A new lawsuit has been filed alleging that the number of streams Drake has on Spotify has been artificially inflated.
The class action lawsuit against Spotify was filed over the weekend (Sunday November 2) at California’s District Court. In it, the streaming giant is accused of having “mass-scale fraudulent streaming” that it “turned a blind eye” to.
Details about the case were shared by Rolling Stone, and it is widely reported that the lawsuit was Snoop Dogg’s cousin RBX as the lead plaintiff.
In the filing, it is alleged that of Drake’s 37 billion streams, “a substantial, non-trivial percentage [are] inauthentic and appear to be the work of a sprawling network of Bot Accounts.”
“Every month, under Spotify’s watchful eye, billions of fraudulent streams are generated from fake, illegitimate, and/or illegal methods. [This is fraud that] causes massive financial harm to legitimate artists, songwriters, producers, and other rights holders.”
“For Spotify, more users and music streams means more advertising dollars, so long as the true origin of the streams remains hidden…” it adds, although it is worth highlighting that more streams would also mean more payouts required from the streaming platform.
It is worth noting that while Drake is the only artist named in regard to the alleged fake streams, he is not being sued.
Rather, the only defendant in the case is Spotify, and if the company were actively counting streams it knows to be fake, would be issuing larger payouts to some artists at the expense of others (as per Stereogum).

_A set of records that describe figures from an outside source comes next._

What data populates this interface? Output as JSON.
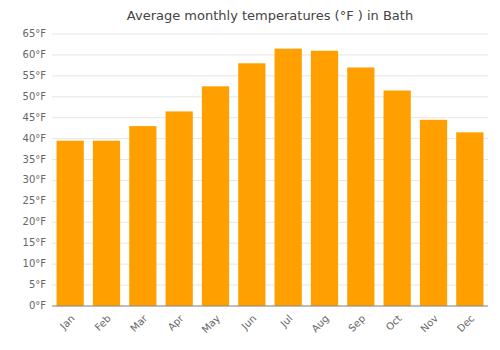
{
  "chart_data": {
    "type": "bar",
    "title": "Average monthly temperatures (°F ) in Bath",
    "categories": [
      "Jan",
      "Feb",
      "Mar",
      "Apr",
      "May",
      "Jun",
      "Jul",
      "Aug",
      "Sep",
      "Oct",
      "Nov",
      "Dec"
    ],
    "values": [
      39.5,
      39.5,
      43.0,
      46.5,
      52.5,
      58.0,
      61.5,
      61.0,
      57.0,
      51.5,
      44.5,
      41.5
    ],
    "color": "#FFA000",
    "ylim": [
      0,
      65
    ],
    "yticks": [
      {
        "value": 0,
        "label": "0°F"
      },
      {
        "value": 5,
        "label": "5°F"
      },
      {
        "value": 10,
        "label": "10°F"
      },
      {
        "value": 15,
        "label": "15°F"
      },
      {
        "value": 20,
        "label": "20°F"
      },
      {
        "value": 25,
        "label": "25°F"
      },
      {
        "value": 30,
        "label": "30°F"
      },
      {
        "value": 35,
        "label": "35°F"
      },
      {
        "value": 40,
        "label": "40°F"
      },
      {
        "value": 45,
        "label": "45°F"
      },
      {
        "value": 50,
        "label": "50°F"
      },
      {
        "value": 55,
        "label": "55°F"
      },
      {
        "value": 60,
        "label": "60°F"
      },
      {
        "value": 65,
        "label": "65°F"
      }
    ],
    "grid": true
  }
}
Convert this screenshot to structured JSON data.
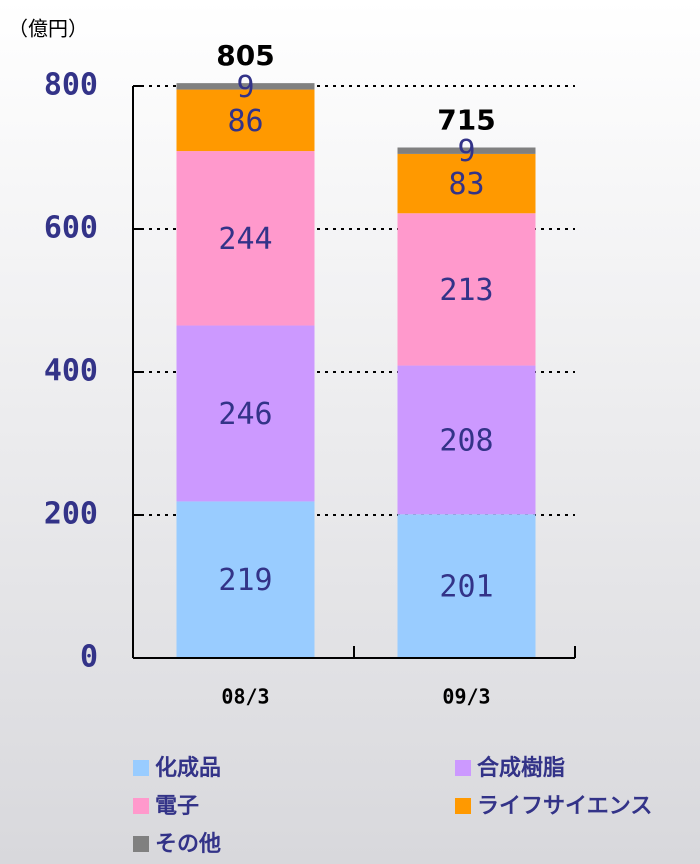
{
  "chart_data": {
    "type": "stacked_bar",
    "y_label": "（億円）",
    "categories": [
      "08/3",
      "09/3"
    ],
    "series": [
      {
        "name": "化成品",
        "color": "#99ccff",
        "values": [
          219,
          201
        ]
      },
      {
        "name": "合成樹脂",
        "color": "#cc99ff",
        "values": [
          246,
          208
        ]
      },
      {
        "name": "電子",
        "color": "#ff99cc",
        "values": [
          244,
          213
        ]
      },
      {
        "name": "ライフサイエンス",
        "color": "#ff9900",
        "values": [
          86,
          83
        ]
      },
      {
        "name": "その他",
        "color": "#808080",
        "values": [
          9,
          9
        ]
      }
    ],
    "totals": [
      805,
      715
    ],
    "ylim": [
      0,
      800
    ],
    "yticks": [
      0,
      200,
      400,
      600,
      800
    ],
    "grid": true
  }
}
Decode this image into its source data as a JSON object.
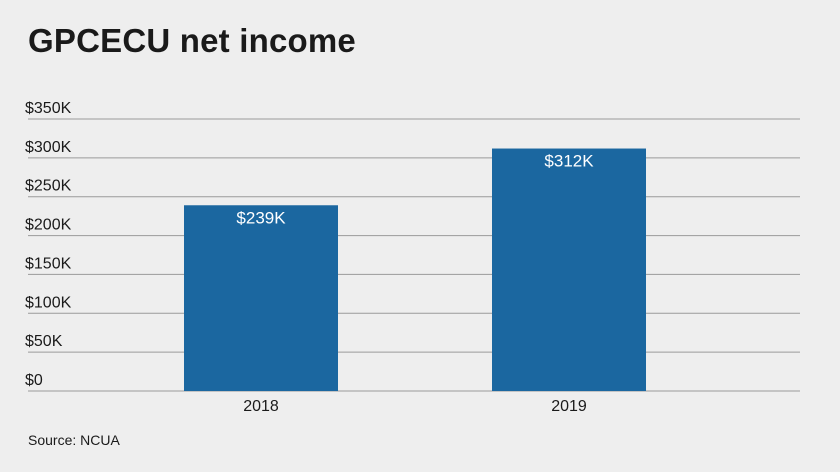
{
  "chart_data": {
    "type": "bar",
    "title": "GPCECU net income",
    "categories": [
      "2018",
      "2019"
    ],
    "values": [
      239,
      312
    ],
    "data_labels": [
      "$239K",
      "$312K"
    ],
    "y_ticks": [
      0,
      50,
      100,
      150,
      200,
      250,
      300,
      350
    ],
    "y_tick_labels": [
      "$0",
      "$50K",
      "$100K",
      "$150K",
      "$200K",
      "$250K",
      "$300K",
      "$350K"
    ],
    "ylim": [
      0,
      350
    ],
    "xlabel": "",
    "ylabel": "",
    "grid": true,
    "legend": "none",
    "bar_color": "#1b67a0",
    "grid_color": "#9a9a9a"
  },
  "source": "Source: NCUA"
}
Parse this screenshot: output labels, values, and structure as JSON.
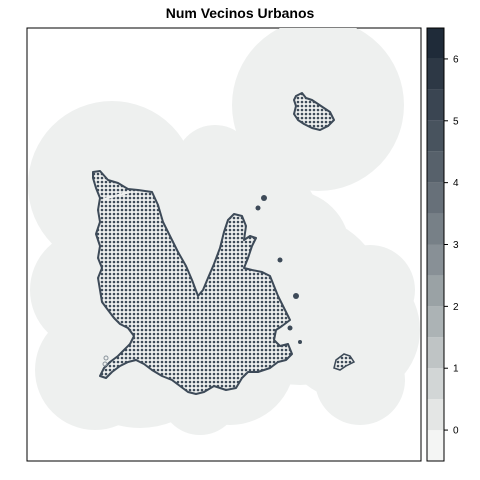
{
  "chart_data": {
    "type": "heatmap",
    "title": "Num Vecinos Urbanos",
    "legend": {
      "placement": "right",
      "range": [
        -0.5,
        6.5
      ],
      "ticks": [
        0,
        1,
        2,
        3,
        4,
        5,
        6
      ],
      "tick_labels": [
        "0",
        "1",
        "2",
        "3",
        "4",
        "5",
        "6"
      ],
      "bin_edges": [
        -0.5,
        0,
        0.5,
        1,
        1.5,
        2,
        2.5,
        3,
        3.5,
        4,
        4.5,
        5,
        5.5,
        6,
        6.5
      ],
      "colors": [
        "#f4f5f4",
        "#e4e6e5",
        "#d2d6d6",
        "#bfc4c5",
        "#acb3b5",
        "#9aa2a5",
        "#889096",
        "#778087",
        "#677079",
        "#57616b",
        "#48535e",
        "#3a4552",
        "#2d3845",
        "#1f2b39"
      ]
    },
    "grid": false,
    "map_values": {
      "buffer_zone": 0,
      "urban_core": 6
    }
  }
}
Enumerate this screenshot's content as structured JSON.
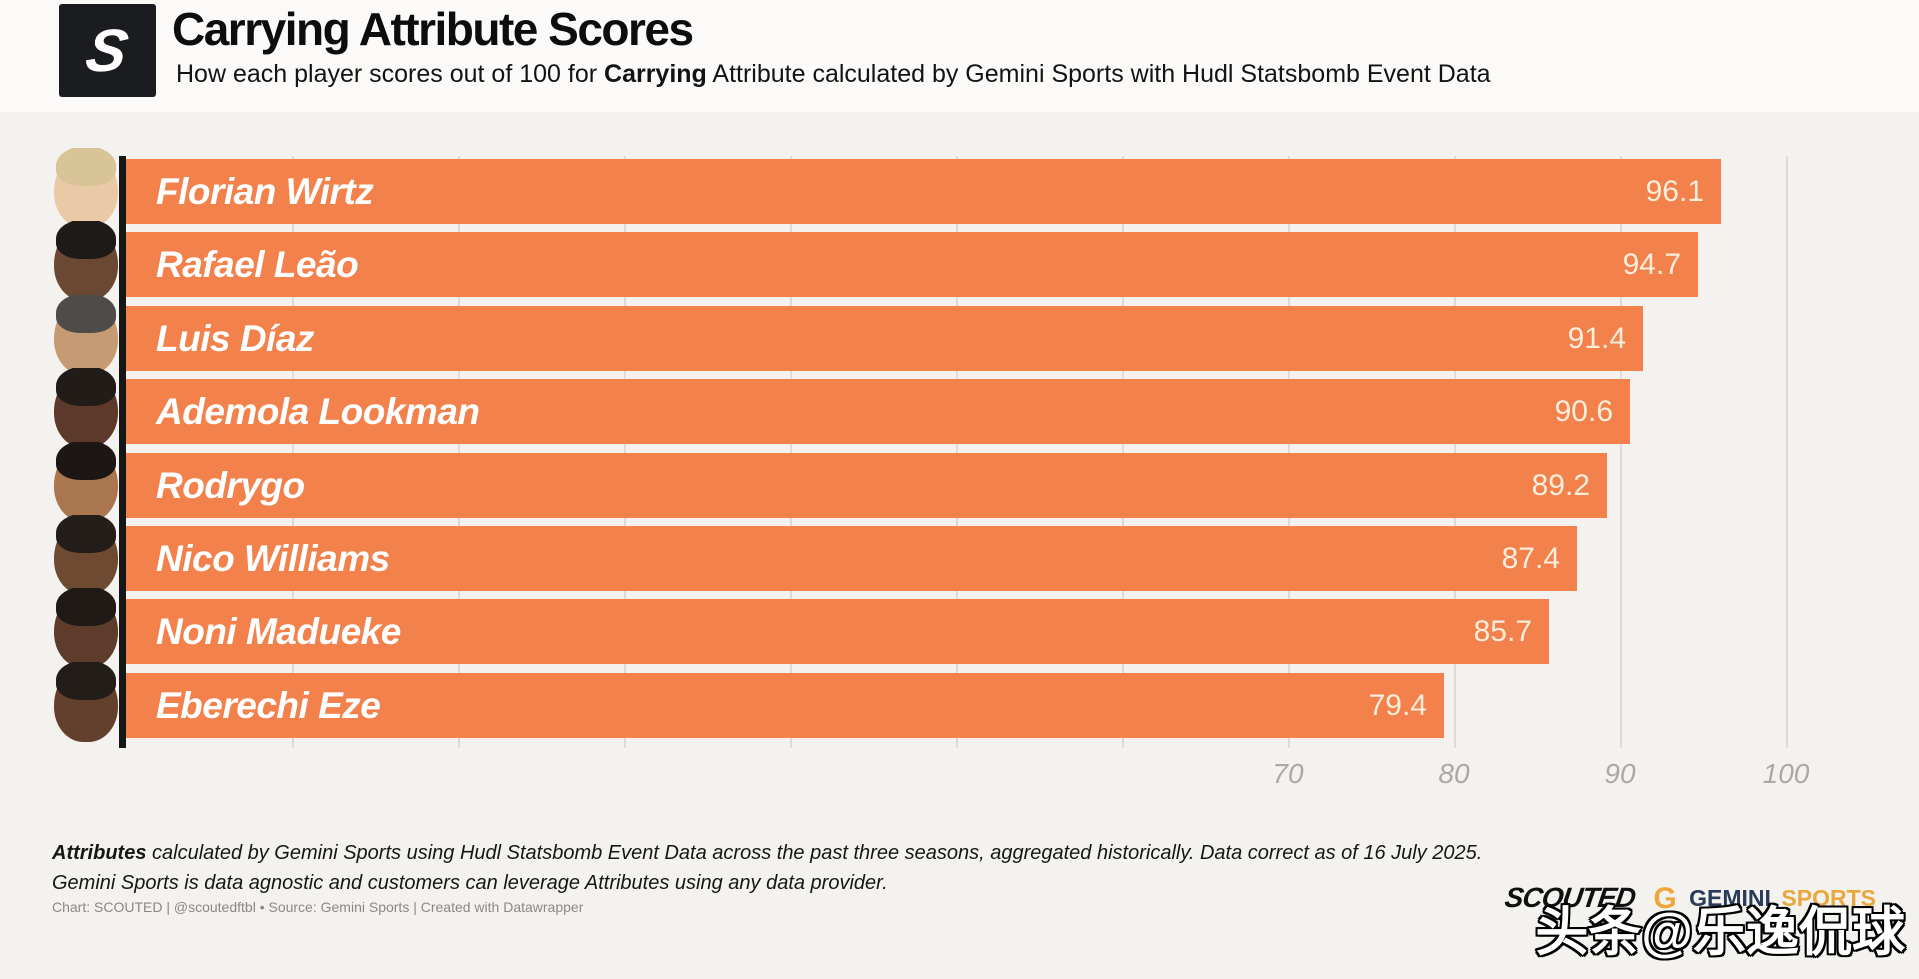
{
  "header": {
    "logo_letter": "S",
    "title": "Carrying Attribute Scores",
    "subtitle_pre": "How each player scores out of 100 for ",
    "subtitle_bold": "Carrying",
    "subtitle_post": " Attribute calculated by Gemini Sports with Hudl Statsbomb Event Data"
  },
  "chart_data": {
    "type": "bar",
    "orientation": "horizontal",
    "title": "Carrying Attribute Scores",
    "categories": [
      "Florian Wirtz",
      "Rafael Leão",
      "Luis Díaz",
      "Ademola Lookman",
      "Rodrygo",
      "Nico Williams",
      "Noni Madueke",
      "Eberechi Eze"
    ],
    "values": [
      96.1,
      94.7,
      91.4,
      90.6,
      89.2,
      87.4,
      85.7,
      79.4
    ],
    "players": [
      {
        "name": "Florian Wirtz",
        "value": 96.1,
        "value_label": "96.1",
        "skin": "#E9C9A6",
        "hair": "#D8C496"
      },
      {
        "name": "Rafael Leão",
        "value": 94.7,
        "value_label": "94.7",
        "skin": "#6B4833",
        "hair": "#1E1A17"
      },
      {
        "name": "Luis Díaz",
        "value": 91.4,
        "value_label": "91.4",
        "skin": "#C69A72",
        "hair": "#4E4C49"
      },
      {
        "name": "Ademola Lookman",
        "value": 90.6,
        "value_label": "90.6",
        "skin": "#5C392B",
        "hair": "#221C18"
      },
      {
        "name": "Rodrygo",
        "value": 89.2,
        "value_label": "89.2",
        "skin": "#A9764F",
        "hair": "#1C1714"
      },
      {
        "name": "Nico Williams",
        "value": 87.4,
        "value_label": "87.4",
        "skin": "#6E4A33",
        "hair": "#241E1A"
      },
      {
        "name": "Noni Madueke",
        "value": 85.7,
        "value_label": "85.7",
        "skin": "#5E3C2B",
        "hair": "#201A16"
      },
      {
        "name": "Eberechi Eze",
        "value": 79.4,
        "value_label": "79.4",
        "skin": "#63402E",
        "hair": "#231D19"
      }
    ],
    "xlim": [
      0,
      100
    ],
    "tick_labels": [
      "70",
      "80",
      "90",
      "100"
    ],
    "tick_values": [
      70,
      80,
      90,
      100
    ],
    "gridline_step": 10,
    "grid": true,
    "legend": "none",
    "bar_color": "#F3814C",
    "name_label_color": "#FFFFFF",
    "value_label_color": "#F9EEDC",
    "axis_line_color": "#161616",
    "tick_label_color": "#ACA9A4"
  },
  "footer": {
    "note_bold": "Attributes",
    "note_rest": " calculated by Gemini Sports using Hudl Statsbomb Event Data across the past three seasons, aggregated historically. Data correct as of 16 July 2025.",
    "note_line2": "Gemini Sports is data agnostic and customers can leverage Attributes using any data provider.",
    "byline": "Chart: SCOUTED | @scoutedftbl • Source: Gemini Sports | Created with Datawrapper"
  },
  "brand": {
    "scouted": "SCOUTED",
    "gemini_g": "G",
    "gemini": "GEMINI",
    "sports": "SPORTS"
  },
  "watermark": "头条@乐逸侃球"
}
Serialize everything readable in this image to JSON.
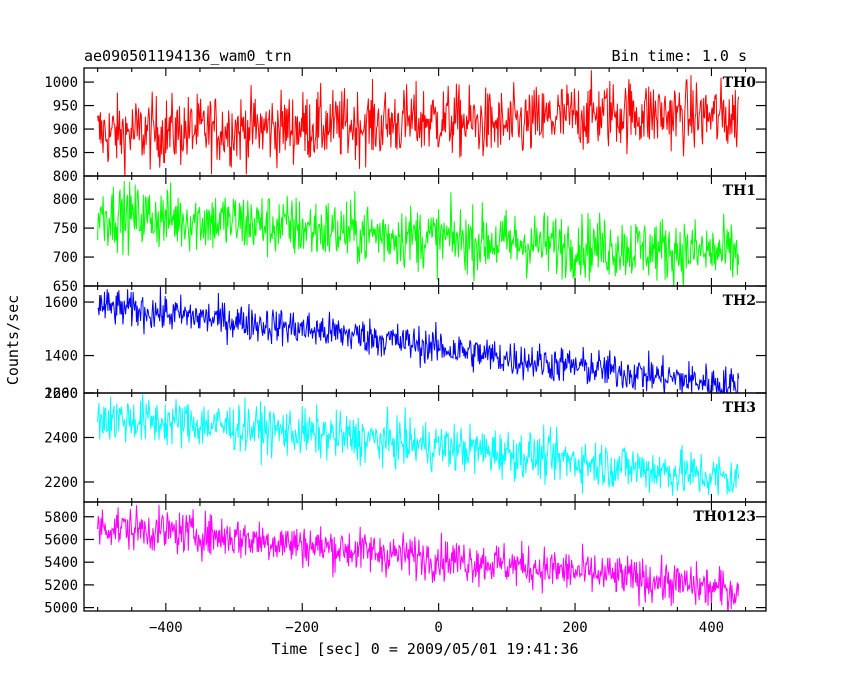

The class action suit is based on an examination of Drake’s streams between January 2022 and September 2025. The case alleges that the findings showed “abnormal VPN usage” – including 250,000 streams of Drake’s ‘No Face’ in 2024 that originated in Turkey but “were falsely geomapped through the coordinated use of VPNs to the United Kingdom in attempt to obscure their origins.”
Speaking out in response to the lawsuit, a spokesperson for Spotify pointed out the company’s information page and it’s comments about artificial streaming.
They also told Rolling Stone: “We cannot comment on pending litigation. However, Spotify in no way benefits from the industry-wide challenge of artificial streaming.”
“We heavily invest in always-improving, best-in-class systems to combat it and safeguard artist payouts with strong protections like removing fake streams, withholding royalties, and charging penalties,” the spokesperson added. “Our systems are working: In a case from last year, one bad actor was indicted for stealing $10million from streaming services, only $60,000 of which came from Spotify, proving how effective we are at limiting the impact of artificial streaming on our platform.”
The Los Angeles Times reports that a representative for Drake did not immediately return a request for comment, and the Canadian rapper has still not spoken out publicly about the lawsuit against Spotify nor the claims about his streams.
In other Drake news, the rapper made history this summer by headlining all three nights of this year’s Wireless Festival in London, playing different sets each night. NME’s Kyann-Sian Williams gave the series of shows a three-star review and described it as “expertly curated, but [lacking] conviction”.
“For all the scale and all the stats – most Billboard Number Ones, most streamed rapper ever, the fastest-selling Wireless edition in history – this should’ve been Drake’s victory lap, reminding us why he earned all his success,” the review read. “Instead, it feels like a man floating above his own myth, still chasing the love he’s already received. The Boy became a man, sure – but Drake’s record-breaking Wireless residency feels like he’s yet to grow up.”